ObserveOperation does nothing (no-op).

type Observer

type Observer interface {
	// ObserveOperation is called when an infrastructure operation completes.
	// It provides all context about the operation in a structured format.
	ObserveOperation(ctx OperationContext)
}

Observer is a unified interface for observability across all std packages.
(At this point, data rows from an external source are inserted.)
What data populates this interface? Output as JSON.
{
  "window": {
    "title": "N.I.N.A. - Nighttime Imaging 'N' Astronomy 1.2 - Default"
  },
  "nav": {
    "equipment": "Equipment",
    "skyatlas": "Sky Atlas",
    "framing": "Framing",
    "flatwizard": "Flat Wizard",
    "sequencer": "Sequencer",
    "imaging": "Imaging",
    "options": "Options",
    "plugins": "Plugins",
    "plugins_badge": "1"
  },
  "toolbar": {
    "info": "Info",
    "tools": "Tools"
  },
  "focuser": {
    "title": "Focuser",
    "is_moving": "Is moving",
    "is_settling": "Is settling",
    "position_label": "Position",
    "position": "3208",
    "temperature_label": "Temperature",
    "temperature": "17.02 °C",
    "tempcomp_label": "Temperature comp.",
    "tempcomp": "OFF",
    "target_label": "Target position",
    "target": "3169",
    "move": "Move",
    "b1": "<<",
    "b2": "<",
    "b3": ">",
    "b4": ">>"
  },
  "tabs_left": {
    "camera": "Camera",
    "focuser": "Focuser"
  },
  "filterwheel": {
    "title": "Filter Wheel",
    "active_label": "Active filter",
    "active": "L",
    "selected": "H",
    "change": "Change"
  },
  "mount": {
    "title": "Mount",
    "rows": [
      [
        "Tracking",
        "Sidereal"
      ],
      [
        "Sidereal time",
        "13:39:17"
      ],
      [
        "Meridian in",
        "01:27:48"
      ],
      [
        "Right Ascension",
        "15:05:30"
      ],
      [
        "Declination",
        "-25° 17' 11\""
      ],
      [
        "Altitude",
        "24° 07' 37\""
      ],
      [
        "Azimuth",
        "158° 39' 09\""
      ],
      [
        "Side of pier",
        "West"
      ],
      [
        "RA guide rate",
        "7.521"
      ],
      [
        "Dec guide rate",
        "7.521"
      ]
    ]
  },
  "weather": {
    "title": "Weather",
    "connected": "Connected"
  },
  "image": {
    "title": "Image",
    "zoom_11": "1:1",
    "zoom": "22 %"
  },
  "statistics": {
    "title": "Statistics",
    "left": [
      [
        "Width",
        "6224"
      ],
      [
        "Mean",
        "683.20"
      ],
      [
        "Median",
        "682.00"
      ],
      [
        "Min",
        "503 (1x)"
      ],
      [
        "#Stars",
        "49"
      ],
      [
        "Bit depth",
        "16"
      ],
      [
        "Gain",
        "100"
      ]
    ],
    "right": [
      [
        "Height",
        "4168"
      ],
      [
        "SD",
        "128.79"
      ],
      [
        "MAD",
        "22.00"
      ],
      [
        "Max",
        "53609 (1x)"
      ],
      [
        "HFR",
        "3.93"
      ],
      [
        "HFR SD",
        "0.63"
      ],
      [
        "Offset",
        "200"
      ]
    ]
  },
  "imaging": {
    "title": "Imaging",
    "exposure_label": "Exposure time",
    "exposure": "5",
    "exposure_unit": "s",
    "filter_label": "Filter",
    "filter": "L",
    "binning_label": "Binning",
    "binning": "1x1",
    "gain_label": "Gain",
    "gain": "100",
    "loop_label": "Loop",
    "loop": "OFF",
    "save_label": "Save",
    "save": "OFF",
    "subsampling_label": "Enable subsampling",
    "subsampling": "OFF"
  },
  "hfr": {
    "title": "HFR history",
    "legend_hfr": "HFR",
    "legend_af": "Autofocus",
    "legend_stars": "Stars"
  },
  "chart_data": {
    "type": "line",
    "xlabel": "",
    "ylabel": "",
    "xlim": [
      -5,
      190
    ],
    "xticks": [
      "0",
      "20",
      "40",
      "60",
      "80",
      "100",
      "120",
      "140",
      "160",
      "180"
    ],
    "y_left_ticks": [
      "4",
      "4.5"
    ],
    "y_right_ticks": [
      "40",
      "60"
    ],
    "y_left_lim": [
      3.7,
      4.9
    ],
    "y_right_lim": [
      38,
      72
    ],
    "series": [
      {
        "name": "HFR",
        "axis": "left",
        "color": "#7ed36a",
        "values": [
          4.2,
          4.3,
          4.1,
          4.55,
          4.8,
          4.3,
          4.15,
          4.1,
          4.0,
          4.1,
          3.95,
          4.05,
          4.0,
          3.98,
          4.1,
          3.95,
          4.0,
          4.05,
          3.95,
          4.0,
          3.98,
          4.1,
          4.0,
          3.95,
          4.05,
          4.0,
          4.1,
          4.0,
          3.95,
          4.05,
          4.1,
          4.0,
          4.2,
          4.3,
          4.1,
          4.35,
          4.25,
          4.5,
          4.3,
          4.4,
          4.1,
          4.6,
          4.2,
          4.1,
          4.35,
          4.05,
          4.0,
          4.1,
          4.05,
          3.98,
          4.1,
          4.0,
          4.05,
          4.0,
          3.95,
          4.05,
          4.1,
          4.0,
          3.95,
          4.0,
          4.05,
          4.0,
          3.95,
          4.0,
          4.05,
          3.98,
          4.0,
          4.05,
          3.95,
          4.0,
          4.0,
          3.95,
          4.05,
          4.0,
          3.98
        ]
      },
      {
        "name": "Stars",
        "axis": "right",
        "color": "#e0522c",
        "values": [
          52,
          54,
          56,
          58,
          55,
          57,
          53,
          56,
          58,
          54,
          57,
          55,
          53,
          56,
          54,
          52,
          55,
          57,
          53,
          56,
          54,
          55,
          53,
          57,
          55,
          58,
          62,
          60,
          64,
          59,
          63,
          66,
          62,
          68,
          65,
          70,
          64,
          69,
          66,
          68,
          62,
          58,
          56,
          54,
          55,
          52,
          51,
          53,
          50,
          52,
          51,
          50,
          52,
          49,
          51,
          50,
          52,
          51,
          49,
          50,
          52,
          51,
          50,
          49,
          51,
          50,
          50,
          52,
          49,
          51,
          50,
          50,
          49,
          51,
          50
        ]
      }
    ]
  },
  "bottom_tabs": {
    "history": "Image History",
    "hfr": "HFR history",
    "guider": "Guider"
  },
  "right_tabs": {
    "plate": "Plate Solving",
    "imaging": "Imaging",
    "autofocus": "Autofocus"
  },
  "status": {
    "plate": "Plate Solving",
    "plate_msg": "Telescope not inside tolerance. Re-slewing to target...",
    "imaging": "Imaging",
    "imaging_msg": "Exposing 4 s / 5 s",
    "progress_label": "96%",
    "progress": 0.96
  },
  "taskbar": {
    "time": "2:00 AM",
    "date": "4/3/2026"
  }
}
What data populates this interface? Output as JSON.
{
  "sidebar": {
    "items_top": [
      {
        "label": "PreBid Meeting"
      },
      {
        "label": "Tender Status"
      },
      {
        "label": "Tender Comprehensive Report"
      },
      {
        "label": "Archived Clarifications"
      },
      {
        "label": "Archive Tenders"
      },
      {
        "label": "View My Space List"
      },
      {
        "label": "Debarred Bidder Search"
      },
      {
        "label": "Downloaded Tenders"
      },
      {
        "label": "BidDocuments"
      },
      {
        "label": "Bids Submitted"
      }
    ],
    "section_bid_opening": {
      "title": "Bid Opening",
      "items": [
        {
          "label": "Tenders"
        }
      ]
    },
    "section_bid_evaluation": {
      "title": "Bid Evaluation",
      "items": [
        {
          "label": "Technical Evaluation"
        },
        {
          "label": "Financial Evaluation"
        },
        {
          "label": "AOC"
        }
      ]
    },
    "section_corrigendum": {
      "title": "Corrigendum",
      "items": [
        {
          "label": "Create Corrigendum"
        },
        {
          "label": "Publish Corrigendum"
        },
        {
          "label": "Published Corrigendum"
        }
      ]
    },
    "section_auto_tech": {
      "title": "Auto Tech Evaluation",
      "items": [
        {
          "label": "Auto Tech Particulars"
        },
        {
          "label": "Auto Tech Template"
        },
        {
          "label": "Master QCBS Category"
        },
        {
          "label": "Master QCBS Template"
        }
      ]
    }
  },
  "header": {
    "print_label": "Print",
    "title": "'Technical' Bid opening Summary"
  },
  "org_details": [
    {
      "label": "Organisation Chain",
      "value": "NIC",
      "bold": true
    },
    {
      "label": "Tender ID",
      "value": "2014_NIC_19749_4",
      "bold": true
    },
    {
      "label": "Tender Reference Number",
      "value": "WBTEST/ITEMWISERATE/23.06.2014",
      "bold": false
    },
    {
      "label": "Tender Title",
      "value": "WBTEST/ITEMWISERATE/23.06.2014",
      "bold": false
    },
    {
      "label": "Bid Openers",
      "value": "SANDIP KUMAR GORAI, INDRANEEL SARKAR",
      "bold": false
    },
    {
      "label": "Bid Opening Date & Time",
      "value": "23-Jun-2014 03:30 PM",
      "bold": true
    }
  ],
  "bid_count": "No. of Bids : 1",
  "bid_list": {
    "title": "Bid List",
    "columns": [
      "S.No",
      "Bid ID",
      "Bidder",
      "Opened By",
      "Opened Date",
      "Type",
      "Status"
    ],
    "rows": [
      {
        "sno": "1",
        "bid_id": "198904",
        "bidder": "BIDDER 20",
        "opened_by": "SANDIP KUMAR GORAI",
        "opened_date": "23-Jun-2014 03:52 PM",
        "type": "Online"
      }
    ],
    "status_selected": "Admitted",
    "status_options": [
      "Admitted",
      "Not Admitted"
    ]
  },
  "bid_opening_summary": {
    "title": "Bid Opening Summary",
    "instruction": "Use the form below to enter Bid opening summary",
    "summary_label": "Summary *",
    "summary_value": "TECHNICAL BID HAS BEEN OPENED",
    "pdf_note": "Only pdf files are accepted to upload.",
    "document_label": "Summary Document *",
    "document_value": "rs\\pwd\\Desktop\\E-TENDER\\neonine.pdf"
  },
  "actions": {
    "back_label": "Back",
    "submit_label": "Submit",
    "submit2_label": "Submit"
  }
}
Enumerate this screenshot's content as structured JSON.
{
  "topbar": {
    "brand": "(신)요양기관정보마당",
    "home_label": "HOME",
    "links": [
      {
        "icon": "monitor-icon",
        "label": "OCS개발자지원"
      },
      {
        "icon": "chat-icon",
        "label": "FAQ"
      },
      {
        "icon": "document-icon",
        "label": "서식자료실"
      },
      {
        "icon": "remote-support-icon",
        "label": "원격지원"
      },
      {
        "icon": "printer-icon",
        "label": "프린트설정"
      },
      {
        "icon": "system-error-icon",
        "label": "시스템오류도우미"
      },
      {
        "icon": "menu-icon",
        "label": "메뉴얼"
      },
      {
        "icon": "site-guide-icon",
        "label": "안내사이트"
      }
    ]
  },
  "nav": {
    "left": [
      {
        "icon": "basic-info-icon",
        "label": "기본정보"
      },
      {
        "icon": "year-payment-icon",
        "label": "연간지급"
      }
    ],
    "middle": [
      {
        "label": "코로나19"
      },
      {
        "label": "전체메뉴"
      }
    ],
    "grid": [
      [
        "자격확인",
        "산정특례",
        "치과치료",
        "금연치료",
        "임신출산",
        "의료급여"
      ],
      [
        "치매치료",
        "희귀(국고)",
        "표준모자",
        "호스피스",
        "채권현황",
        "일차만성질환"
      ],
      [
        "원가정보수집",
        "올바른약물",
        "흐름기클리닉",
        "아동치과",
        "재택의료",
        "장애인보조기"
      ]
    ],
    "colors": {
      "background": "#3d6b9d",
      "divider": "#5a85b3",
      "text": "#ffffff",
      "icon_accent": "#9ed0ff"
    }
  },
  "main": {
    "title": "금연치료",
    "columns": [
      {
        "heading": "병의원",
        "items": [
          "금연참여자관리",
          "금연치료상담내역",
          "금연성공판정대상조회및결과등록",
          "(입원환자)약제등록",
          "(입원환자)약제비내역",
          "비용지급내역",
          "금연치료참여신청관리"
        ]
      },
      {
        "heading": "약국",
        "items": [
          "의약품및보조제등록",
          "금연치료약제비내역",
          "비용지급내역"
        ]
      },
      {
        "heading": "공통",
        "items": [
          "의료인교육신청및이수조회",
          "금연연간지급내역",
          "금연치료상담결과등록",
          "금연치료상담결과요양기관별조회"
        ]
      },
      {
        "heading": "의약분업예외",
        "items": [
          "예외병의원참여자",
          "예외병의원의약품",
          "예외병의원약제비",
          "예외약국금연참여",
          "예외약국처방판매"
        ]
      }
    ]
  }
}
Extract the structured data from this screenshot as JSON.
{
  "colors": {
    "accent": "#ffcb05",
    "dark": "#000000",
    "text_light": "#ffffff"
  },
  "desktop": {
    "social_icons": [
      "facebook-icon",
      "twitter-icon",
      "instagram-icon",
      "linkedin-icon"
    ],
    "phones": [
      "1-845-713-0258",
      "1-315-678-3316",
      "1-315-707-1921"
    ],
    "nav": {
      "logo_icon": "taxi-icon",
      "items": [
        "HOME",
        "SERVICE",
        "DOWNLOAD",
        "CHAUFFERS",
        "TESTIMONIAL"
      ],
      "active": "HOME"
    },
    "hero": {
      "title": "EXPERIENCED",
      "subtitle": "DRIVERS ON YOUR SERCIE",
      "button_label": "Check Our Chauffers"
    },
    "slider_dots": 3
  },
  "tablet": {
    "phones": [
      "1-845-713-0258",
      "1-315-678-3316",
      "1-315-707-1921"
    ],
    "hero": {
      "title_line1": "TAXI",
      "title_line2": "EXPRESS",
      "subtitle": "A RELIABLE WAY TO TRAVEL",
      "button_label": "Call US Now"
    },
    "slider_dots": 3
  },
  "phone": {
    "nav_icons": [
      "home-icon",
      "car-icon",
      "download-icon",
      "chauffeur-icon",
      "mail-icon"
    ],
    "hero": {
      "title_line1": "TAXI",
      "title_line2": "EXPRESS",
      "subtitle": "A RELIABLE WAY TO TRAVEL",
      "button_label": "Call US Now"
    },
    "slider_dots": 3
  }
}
It allows external code to observe operations happening in infrastructure packages (postgres, mariadb, minio, kafka, rabbitmq, redis, etc.) without coupling them to specific observability implementations (metrics, tracing, logging).

This interface is optional - std packages work perfectly fine without an observer.

func NewNoOpObserver

func NewNoOpObserver() Observer

NewNoOpObserver creates a new NoOpObserver.

type OperationContext

type OperationContext struct {
	// Component identifies which std package performed the operation.
	// Examples: "postgres", "mariadb", "minio", "kafka", "rabbitmq", "redis", "schema_registry"
	Component string

	// Operation describes what operation was performed.
	// Examples:
	//   Database: "insert", "select", "update", "delete", "transaction"
	//   Storage:  "put", "get", "delete", "list", "stat"
	//   Queue:    "publish", "consume", "ack", "nack"
	//   Kafka:    "produce", "consume", "commit"
	Operation string

	// Resource identifies the primary resource being operated on.
	// Examples:
	//   Database: table name ("users", "files", "datasets")
	//   Storage:  bucket name ("uploads", "datasets")
	//   Queue:    exchange name ("events", "tasks")
	//   Kafka:    topic name ("user-events", "data-pipeline")
	Resource string

	// SubResource provides additional resource context (optional).
	// Examples:
	//   Storage:  object key within bucket ("files/123/data.json")
	//   Queue:    routing key within exchange ("user.created")
	//   Kafka:    partition number ("3")
	SubResource string

	// Duration is how long the operation took from start to completion.
	Duration time.Duration

	// Error is the error returned by the operation, if any.
	// nil indicates successful operation.
	Error error

	// Size represents the size of data involved in the operation (optional).
	// Examples:
	//   Database: number of rows affected
	//   Storage:  bytes transferred
	//   Queue:    message size in bytes
	//   Kafka:    message size in bytes
	Size int64

	// Metadata provides additional operation-specific information (optional).
	// This map can contain any extra context that doesn't fit in the standard fields.
	// Examples:
	//   Database: {"query_type": "join", "index_used": "idx_user_email"}
	//   Storage:  {"content_type": "application/json", "storage_class": "STANDARD"}
	//   Queue:    {"delivery_mode": "persistent", "priority": "5"}
	//   Kafka:    {"compression": "snappy", "offset": "12345"}
	Metadata map[string]interface{}
}

OperationContext contains all information about an infrastructure operation. This struct is designed to be generic enough to work across all std packages while providing enough detail for comprehensive observability.